Compound requests were only supported in XKMS 1.0 for the register operation and only as a separate specification called X-Bulk, which was intended to support issuing of public key pairs and certificates to smartcards and other embedded devices.

During the design of XKMS 2.0, it was argued that the ability to make multiple requests at the same time is useful in many other cases. In particular, an e-mail client sending an encrypted message to 25 recipients is likely to be unacceptably slow if the public key of every recipient has to be retrieved individually. Compound requests were introduced to fill this need.

Asynchronous Processing

In some situations, an XKMS service may not be able to respond to a request immediately.

Asynchronous processing may be required because some form of operator inter- vention is required to complete an operation.

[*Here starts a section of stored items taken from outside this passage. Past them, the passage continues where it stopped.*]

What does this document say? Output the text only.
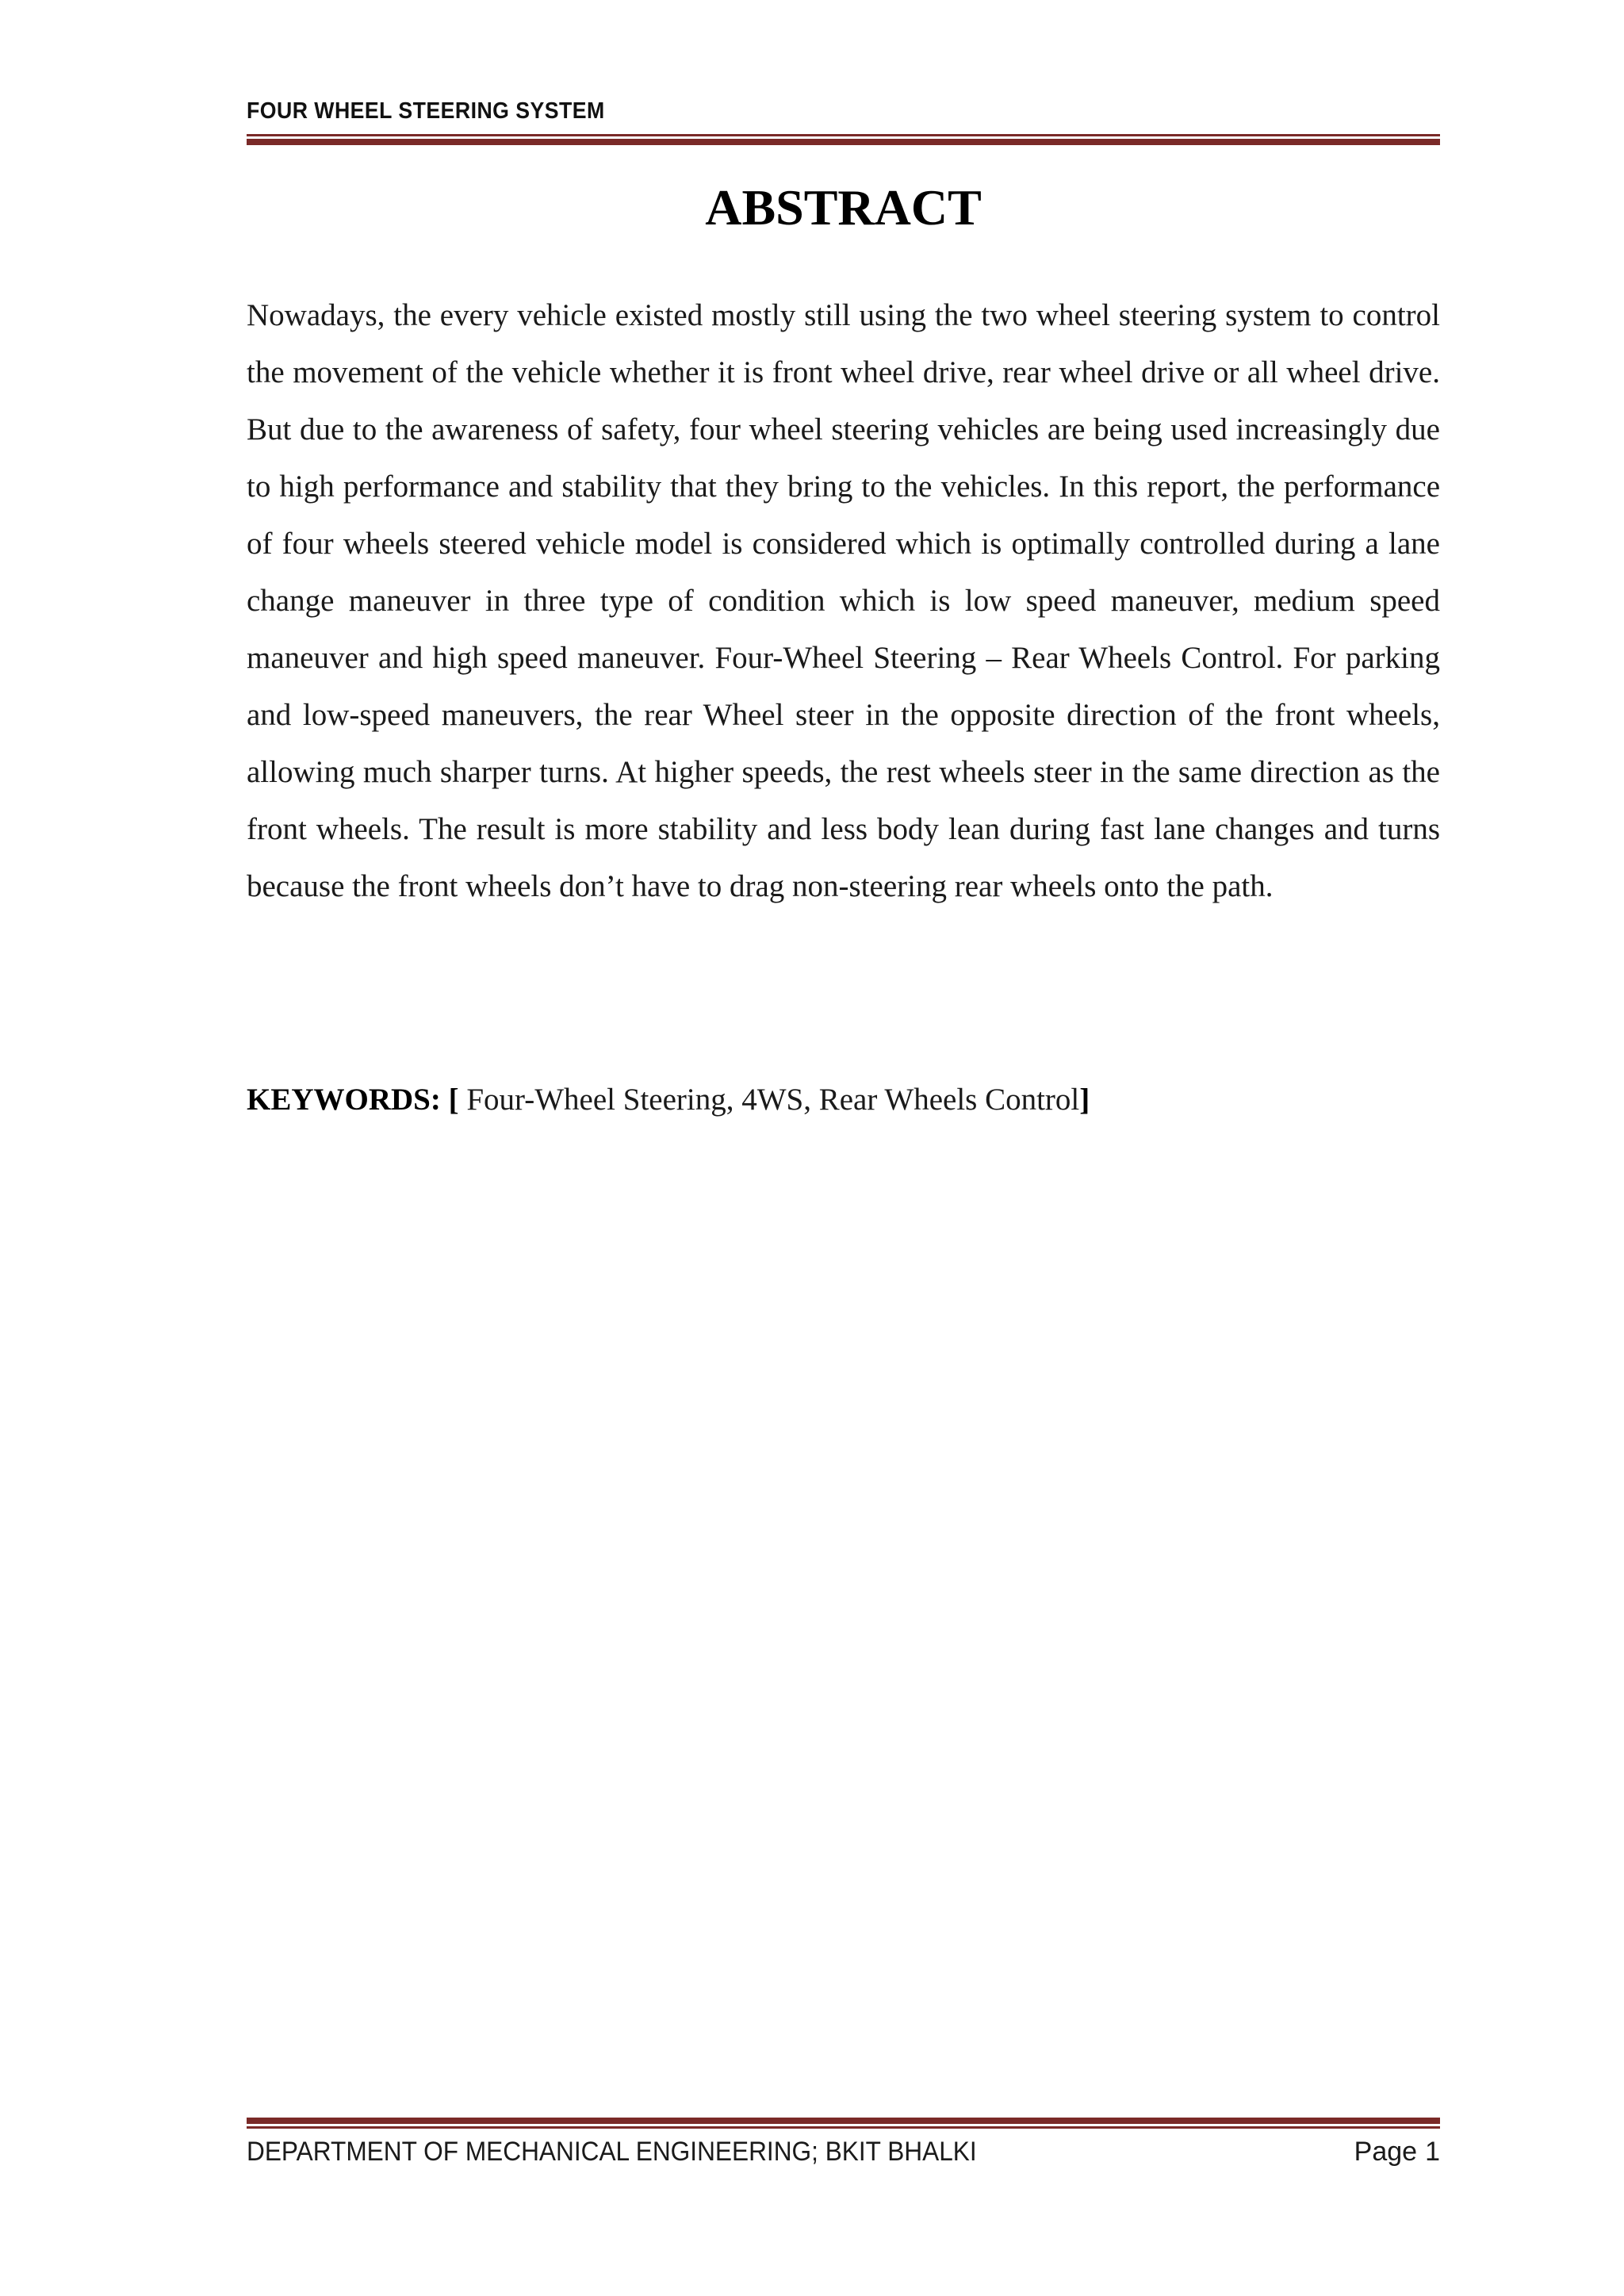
FOUR WHEEL STEERING SYSTEM
ABSTRACT

Nowadays, the every vehicle existed mostly still using the two wheel steering system to control the movement of the vehicle whether it is front wheel drive, rear wheel drive or all wheel drive. But due to the awareness of safety, four wheel steering vehicles are being used increasingly due to high performance and stability that they bring to the vehicles. In this report, the performance of four wheels steered vehicle model is considered which is optimally controlled during a lane change maneuver in three type of condition which is low speed maneuver, medium speed maneuver and high speed maneuver. Four-Wheel Steering – Rear Wheels Control. For parking and low-speed maneuvers, the rear Wheel steer in the opposite direction of the front wheels, allowing much sharper turns. At higher speeds, the rest wheels steer in the same direction as the front wheels. The result is more stability and less body lean during fast lane changes and turns because the front wheels don’t have to drag non-steering rear wheels onto the path.

KEYWORDS: [ Four-Wheel Steering, 4WS, Rear Wheels Control]

DEPARTMENT OF MECHANICAL ENGINEERING; BKIT BHALKI	Page 1
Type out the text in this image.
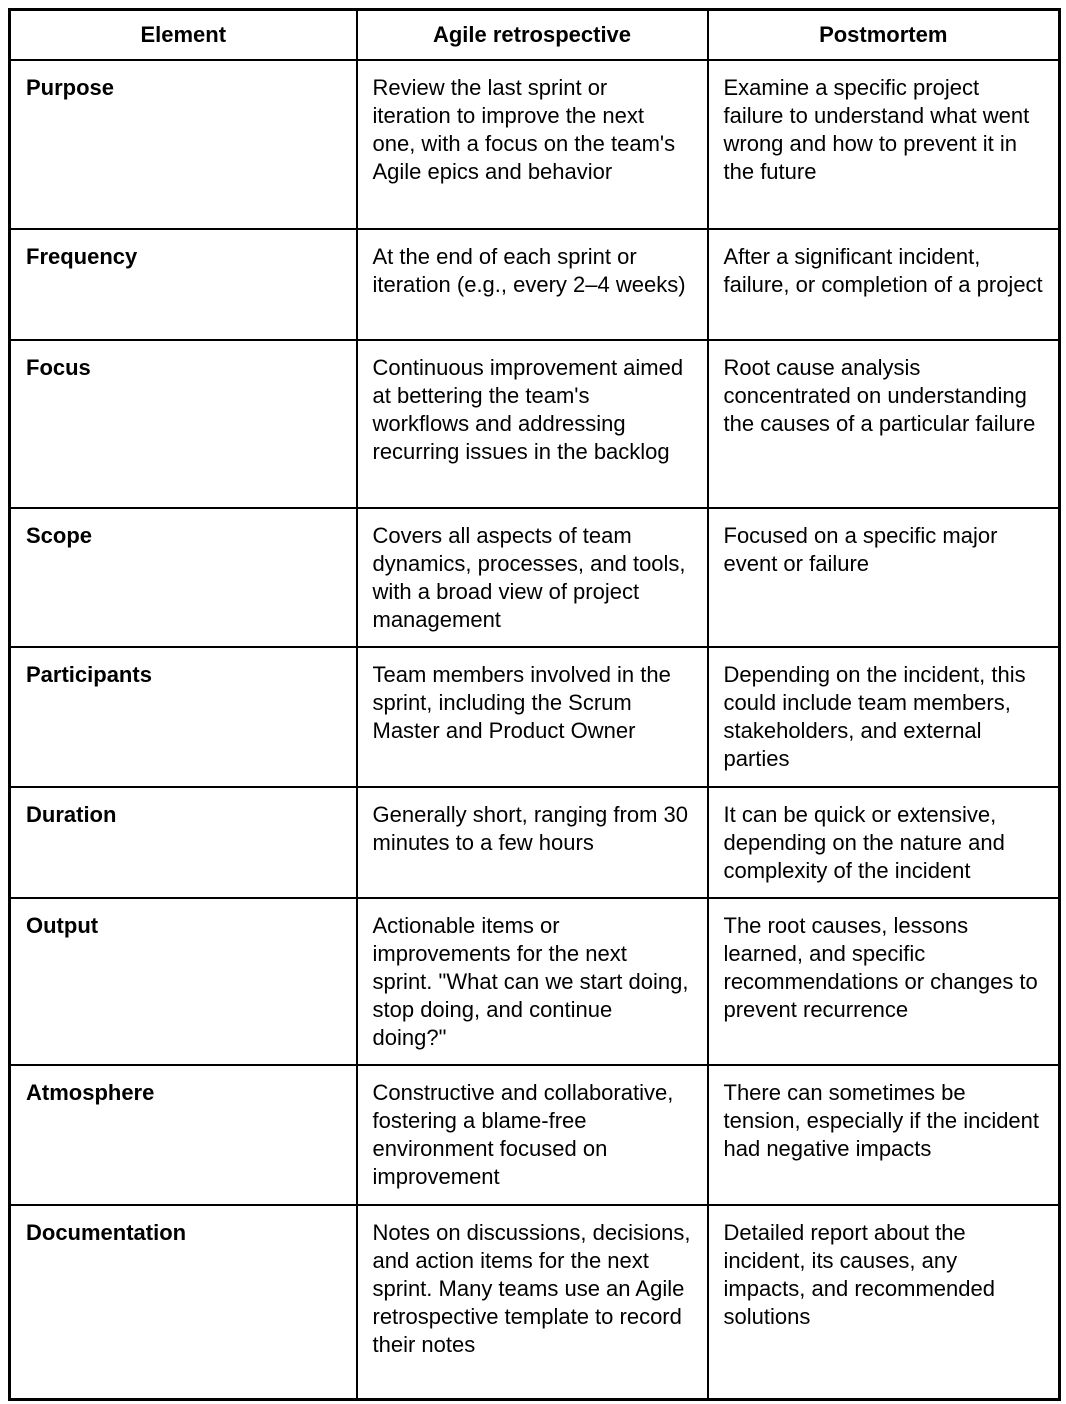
Element	Agile retrospective	Postmortem
Purpose	Review the last sprint or iteration to improve the next one, with a focus on the team's Agile epics and behavior	Examine a specific project failure to understand what went wrong and how to prevent it in the future
Frequency	At the end of each sprint or iteration (e.g., every 2–4 weeks)	After a significant incident, failure, or completion of a project
Focus	Continuous improvement aimed at bettering the team's workflows and addressing recurring issues in the backlog	Root cause analysis concentrated on understanding the causes of a particular failure
Scope	Covers all aspects of team dynamics, processes, and tools, with a broad view of project management	Focused on a specific major event or failure
Participants	Team members involved in the sprint, including the Scrum Master and Product Owner	Depending on the incident, this could include team members, stakeholders, and external parties
Duration	Generally short, ranging from 30 minutes to a few hours	It can be quick or extensive, depending on the nature and complexity of the incident
Output	Actionable items or improvements for the next sprint. "What can we start doing, stop doing, and continue doing?"	The root causes, lessons learned, and specific recommendations or changes to prevent recurrence
Atmosphere	Constructive and collaborative, fostering a blame-free environment focused on improvement	There can sometimes be tension, especially if the incident had negative impacts
Documentation	Notes on discussions, decisions, and action items for the next sprint. Many teams use an Agile retrospective template to record their notes	Detailed report about the incident, its causes, any impacts, and recommended solutions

For example, a registration procedure might require some form of offline authentication procedure to be completed before a credential is issued. Manual intervention is frequently required in key recovery operations; in some cases, a key recovery procedure may require authorization by more than one administrator.

Asynchronous processing is also desirable in cases where the request may take a long time to complete. For example, a manufacturer of smartcards might make a compound request to register 10,000 service-generated public key pairs at a time. Generating such a large number of keys is likely to take a significant amount of time. If the client has to wait for the service to complete processing the request before a result of any kind is returned, it might be waiting 20 minutes or more—the client has no way to know if the service is simply slow or has failed. Such long delays are likely to result in unreliable behavior due to dropped connections, timeouts, and other network issues that cause unexpected behaviors.

Asynchronous processing involves two separate request/response pairs (see the illustration). The client makes the first request specifying the ResponseMechanism type xkms:Asynchronous. The service may return the actual response immediately or signal that the response will be returned asynchronously using the ResultMajor code xkms:Pending. Once the service has completed processing the request, the client obtains the result by issuing a pending request message.

The means by which the client determines that the service has completed processing the request is outside the scope of the XKMS specification. A client may suggest a notification mechanism to the service in the original request, which the service may choose to support or ignore. Alternatively, the client may poll the service to determine whether processing has completed.

Two-Phase Request Protocol

A successful denial of service attack against an XKMS service may result in the services that rely upon it becoming unavailable. It is important, therefore, that an XKMS service is able to protect itself against a denial of service attack by refusing spurious requests.

Rejecting spurious requests is difficult, however, because an attacker may forge the source address of the IP packets containing the request. If the XKMS service simply refused service after an unacceptable number of spurious requests, the denial of service measures intended to protect the service would instead make it easier for the attacker to deny service to users. Moreover, the attacker could choose to deny service to individual users of the XKMS service without causing a complete loss of service likely to attract wider attention.

The two-phase protocol provides protection against denial of service attacks by checking that the requestor can read IP packets sent to the purported source of the request.

The client sends an initial request to the service. Unless the service has reason to believe that the request is part of a denial of service attack, the service may respond with an immediate result.

If, however, the service has determined that it is under a denial of service attack and the request may be a part of that attack, it returns a response with the ResultMajor code xkms:Represent that contains a nonce value. The term “nonce” is used in the description of cryptographic protocols to refer to an apparently random value that is hard for another party to guess. In order for the service to act on the request, the client must represent the request together with the previously issued nonce value (see the illustration). The ability to present the nonce demonstrates that the request comes from a source that can read messages sent to the purported source IP address, thus providing a very high degree of confidence that the purported source address is genuine. The service may therefore distinguish between requests that actually originate from that address and packets forged to appear to originate from that address.